From the Harvard Divinity School

This is from the “This Week in Science and Religion” column. http://cosmologicsmagazine.com/this-week-in-science-religion-13/

Sci fi and social battles. The stories and perspectives of women and people of color have long been marginalized in science fiction, and some social conservatives want to keep things that way. Despite some exciting gains (all of the winners of the 2014 Nebula awards were women and people of color), one group of people is attempting to make sure that the Hugo Awards (sci-fi’s most prestigious honor) go exclusively to white heterosexual men. Since votes for the Hugo Award can only be cast by those who have paid an annual membership, one group of conservatives calling themselves “The Sad Puppies” have placed a slate of homophobic, sexist, and racist authors onto the ballot. The most prominent of these is an obscure writer named John C. Wright, who has publically called same-sex partnerships “an aberration” and “a filthy phallic idol,” and has referred to writers who depict GLBTQ characters as “termites” and “disgusting, limp, soulless sacks of filth.” We at Cosmologics sincerely hope that these vicious attitudes do not receive the honor of a Hugo Award.

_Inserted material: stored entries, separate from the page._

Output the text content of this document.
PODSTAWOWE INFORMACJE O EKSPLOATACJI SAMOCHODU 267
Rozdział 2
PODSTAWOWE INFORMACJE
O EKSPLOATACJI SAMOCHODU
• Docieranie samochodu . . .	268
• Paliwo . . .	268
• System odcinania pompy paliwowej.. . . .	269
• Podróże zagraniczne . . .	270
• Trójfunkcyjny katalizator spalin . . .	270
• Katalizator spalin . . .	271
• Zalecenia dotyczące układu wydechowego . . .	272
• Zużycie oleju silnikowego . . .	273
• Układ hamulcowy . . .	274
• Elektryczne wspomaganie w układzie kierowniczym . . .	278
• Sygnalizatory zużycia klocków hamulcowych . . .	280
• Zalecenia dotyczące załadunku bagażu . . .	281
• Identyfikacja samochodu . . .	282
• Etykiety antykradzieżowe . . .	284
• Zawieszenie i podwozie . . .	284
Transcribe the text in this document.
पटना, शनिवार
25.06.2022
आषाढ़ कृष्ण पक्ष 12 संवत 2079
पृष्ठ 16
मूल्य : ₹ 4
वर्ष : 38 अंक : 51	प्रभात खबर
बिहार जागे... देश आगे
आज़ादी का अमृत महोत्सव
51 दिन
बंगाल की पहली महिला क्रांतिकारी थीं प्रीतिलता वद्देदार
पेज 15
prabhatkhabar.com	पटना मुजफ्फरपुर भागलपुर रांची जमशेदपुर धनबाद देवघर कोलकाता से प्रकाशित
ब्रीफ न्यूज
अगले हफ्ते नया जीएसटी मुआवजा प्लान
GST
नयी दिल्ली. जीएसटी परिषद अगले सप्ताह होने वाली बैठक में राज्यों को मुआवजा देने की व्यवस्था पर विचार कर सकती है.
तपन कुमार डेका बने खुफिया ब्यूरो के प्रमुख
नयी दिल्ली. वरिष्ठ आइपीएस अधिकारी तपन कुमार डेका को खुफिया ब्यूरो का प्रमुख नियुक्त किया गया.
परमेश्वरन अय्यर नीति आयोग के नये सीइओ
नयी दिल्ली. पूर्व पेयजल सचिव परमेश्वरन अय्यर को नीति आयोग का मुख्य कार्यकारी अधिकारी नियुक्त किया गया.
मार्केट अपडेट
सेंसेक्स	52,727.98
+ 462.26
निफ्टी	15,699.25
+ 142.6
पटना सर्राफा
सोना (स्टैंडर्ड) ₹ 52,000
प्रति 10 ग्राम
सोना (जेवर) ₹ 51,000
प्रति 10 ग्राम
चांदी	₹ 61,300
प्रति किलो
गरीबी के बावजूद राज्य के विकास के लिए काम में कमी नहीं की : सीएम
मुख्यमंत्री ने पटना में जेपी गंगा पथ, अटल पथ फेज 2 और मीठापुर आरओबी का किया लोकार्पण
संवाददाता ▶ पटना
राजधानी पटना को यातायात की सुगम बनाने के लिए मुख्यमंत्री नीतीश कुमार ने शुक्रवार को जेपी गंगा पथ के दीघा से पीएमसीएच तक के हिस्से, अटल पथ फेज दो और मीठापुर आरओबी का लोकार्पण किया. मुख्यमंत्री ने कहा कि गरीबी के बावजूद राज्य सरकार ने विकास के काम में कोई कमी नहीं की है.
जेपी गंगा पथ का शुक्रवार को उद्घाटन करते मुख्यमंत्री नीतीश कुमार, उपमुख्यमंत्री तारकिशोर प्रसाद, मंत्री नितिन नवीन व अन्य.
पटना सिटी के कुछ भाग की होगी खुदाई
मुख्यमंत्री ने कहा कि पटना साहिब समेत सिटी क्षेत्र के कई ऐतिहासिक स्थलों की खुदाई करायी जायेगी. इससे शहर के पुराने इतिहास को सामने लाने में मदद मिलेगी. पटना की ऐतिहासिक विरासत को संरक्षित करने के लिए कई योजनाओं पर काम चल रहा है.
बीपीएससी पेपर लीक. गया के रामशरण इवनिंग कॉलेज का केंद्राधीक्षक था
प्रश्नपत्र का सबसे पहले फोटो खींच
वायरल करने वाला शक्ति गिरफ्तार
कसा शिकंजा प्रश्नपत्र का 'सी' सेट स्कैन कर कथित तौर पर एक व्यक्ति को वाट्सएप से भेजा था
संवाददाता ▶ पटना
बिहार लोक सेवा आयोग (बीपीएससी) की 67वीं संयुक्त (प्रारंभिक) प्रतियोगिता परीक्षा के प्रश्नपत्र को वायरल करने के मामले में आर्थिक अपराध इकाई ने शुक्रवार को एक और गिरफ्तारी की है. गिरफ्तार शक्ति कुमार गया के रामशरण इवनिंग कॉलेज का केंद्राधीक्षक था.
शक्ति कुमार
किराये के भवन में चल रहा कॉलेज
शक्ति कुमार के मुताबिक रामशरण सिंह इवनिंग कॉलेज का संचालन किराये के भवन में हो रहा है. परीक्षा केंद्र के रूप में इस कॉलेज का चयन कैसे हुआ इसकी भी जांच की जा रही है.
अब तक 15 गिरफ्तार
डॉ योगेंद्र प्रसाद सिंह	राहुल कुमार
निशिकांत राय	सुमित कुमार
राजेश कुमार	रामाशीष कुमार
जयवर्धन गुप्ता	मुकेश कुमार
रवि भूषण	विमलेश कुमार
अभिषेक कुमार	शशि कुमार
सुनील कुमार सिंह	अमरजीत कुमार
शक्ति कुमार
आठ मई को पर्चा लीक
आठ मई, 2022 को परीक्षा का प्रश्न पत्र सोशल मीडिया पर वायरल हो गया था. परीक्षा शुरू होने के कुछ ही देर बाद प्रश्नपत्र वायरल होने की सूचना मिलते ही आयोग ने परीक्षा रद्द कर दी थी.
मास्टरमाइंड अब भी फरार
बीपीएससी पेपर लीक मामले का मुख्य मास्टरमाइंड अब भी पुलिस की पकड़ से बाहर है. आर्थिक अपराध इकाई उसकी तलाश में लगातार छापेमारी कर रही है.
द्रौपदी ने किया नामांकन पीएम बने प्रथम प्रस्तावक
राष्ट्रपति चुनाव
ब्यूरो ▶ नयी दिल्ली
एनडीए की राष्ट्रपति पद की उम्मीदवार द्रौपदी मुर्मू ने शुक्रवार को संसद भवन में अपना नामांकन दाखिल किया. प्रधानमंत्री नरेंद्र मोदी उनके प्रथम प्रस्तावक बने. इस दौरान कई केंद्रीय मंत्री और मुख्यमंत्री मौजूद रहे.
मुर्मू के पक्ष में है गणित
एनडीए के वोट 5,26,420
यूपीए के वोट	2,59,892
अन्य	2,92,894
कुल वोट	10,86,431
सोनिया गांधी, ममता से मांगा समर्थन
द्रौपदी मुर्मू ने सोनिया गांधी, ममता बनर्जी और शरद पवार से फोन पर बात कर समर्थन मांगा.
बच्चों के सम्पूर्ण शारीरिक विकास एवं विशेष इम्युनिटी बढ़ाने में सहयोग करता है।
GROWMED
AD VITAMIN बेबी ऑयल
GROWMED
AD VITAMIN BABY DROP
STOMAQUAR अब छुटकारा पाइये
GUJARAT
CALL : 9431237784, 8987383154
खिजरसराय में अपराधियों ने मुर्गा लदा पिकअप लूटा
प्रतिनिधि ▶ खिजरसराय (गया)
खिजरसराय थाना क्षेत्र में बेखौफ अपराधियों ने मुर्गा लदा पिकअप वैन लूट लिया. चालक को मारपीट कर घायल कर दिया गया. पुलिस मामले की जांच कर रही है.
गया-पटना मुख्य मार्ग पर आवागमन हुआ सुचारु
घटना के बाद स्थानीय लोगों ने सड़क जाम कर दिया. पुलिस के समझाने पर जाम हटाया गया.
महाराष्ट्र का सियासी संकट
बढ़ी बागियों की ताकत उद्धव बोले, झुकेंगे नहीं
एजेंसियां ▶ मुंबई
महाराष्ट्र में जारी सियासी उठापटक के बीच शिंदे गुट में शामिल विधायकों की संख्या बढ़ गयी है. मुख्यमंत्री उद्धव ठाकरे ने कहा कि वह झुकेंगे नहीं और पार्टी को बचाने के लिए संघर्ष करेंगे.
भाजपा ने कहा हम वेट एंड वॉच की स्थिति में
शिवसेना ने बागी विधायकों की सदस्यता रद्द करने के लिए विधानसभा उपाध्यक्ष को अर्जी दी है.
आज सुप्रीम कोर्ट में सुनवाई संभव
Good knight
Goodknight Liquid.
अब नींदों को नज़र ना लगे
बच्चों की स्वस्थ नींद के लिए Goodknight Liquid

I hereby announce a contest to see how many false, libelous or inaccurate statements exist in this paragraph of four sentences.

And, before you ask, no, no one from the publication spoke to me in preparation of the article. Their one link goes to Slate magazine.

And, before you ask, yes, I totally believe the press when they say Gamers are dead. That all these news organs come out in the same moment with the same story is totally believable. The press are neutral and objective, reporting only on facts.

And, before you ask, no, I will not be suing anyone for libel. I will turn the other cheek instead. It makes life easier and it drives them batty.

As a matter of logic, however, I cannot be both obscure and prominent at the same time and in the same sense.

As a matter of fact, I cannot by any stretch of the imagination be said to be more prominent a science fiction writer than Kevin J Andersen or Jim Butcher.

Perhaps the semiliterate authoress penning the sentence means merely that I am obscure among science fiction authors but nonetheless the most prominent of the sexist, racist, and homophobic science fiction authors? But, again, that would either mean (1) that Mr Andersen and Mr Butcher are not in these categories (in which case it is inaccurate to include them in the sentence when the whole slate is condemned) or (2) that I am more prominent than they.

Either one is a libel to them, but for different reasons.

As a matter of journalistic ethics, the article in Slate to which they linked in support of their propositions has this to say:

This post originally misspelled Brad Torgersen’s last name and misstated that the creators of the Legend of Korra revealed that a male character liked men. They revealed that two female characters liked women. It also misidentified Teresa and Patrick Nielsen Hayden as the founder of Tor Books. They are the founders of Ansatz Press. Finally, a sentence was  updated to clarify that the WSFS, or World Science Fiction Society, administers the Hugo Awards.

Emphasis mine. Mr Doherty is not pleased, I am sure.

However, please note, that the accusations by Katy Waldmanm, the Slate hack, of racism, sexism, homophobia, baby-eating and devil-worship and being reactionary filth leveled heedlessly at innocent strangers and bystanders, all of them souls unknown to her, have not been removed from the Slate article.

As a matter of logic, again, my attitudes are not up for the Hugo Award, nor my opinion about injecting leftwing agitprop into the children’s show LEGEND OF KORRA, but my stories and other written works are.

As a matter of logic, those who called Larry Correia a liar for saying that the Hugo Awards were denied to writers espousing unpopular, pro-Christian or pro-Conservative views (such as the view that one should not use a children’s cartoon, aimed at children, to promote the homosex agenda) have never yet withdrawn their remarks, recanted, or apologized.

Question: has or has not the Harvard Divinity School publication here voiced the preference that the attitudes — my personal political opinions — are sufficient grounds to deny me an award, which is allegedly an award given not for ideological purity, but instead for craftsmanship in science fiction writing?

Question: Is or is not Larry Correia correct in saying that there is a bias against rightwing or conservative or Christian authors haunting the science fiction field? If statements from Slate Magazine echoed uncritically in the Harvard Divinity Review do not constitute such a bias, what would?

Would, for example, statements asking all readers not to read anything by a white, straight, man for a year constitute such a bias?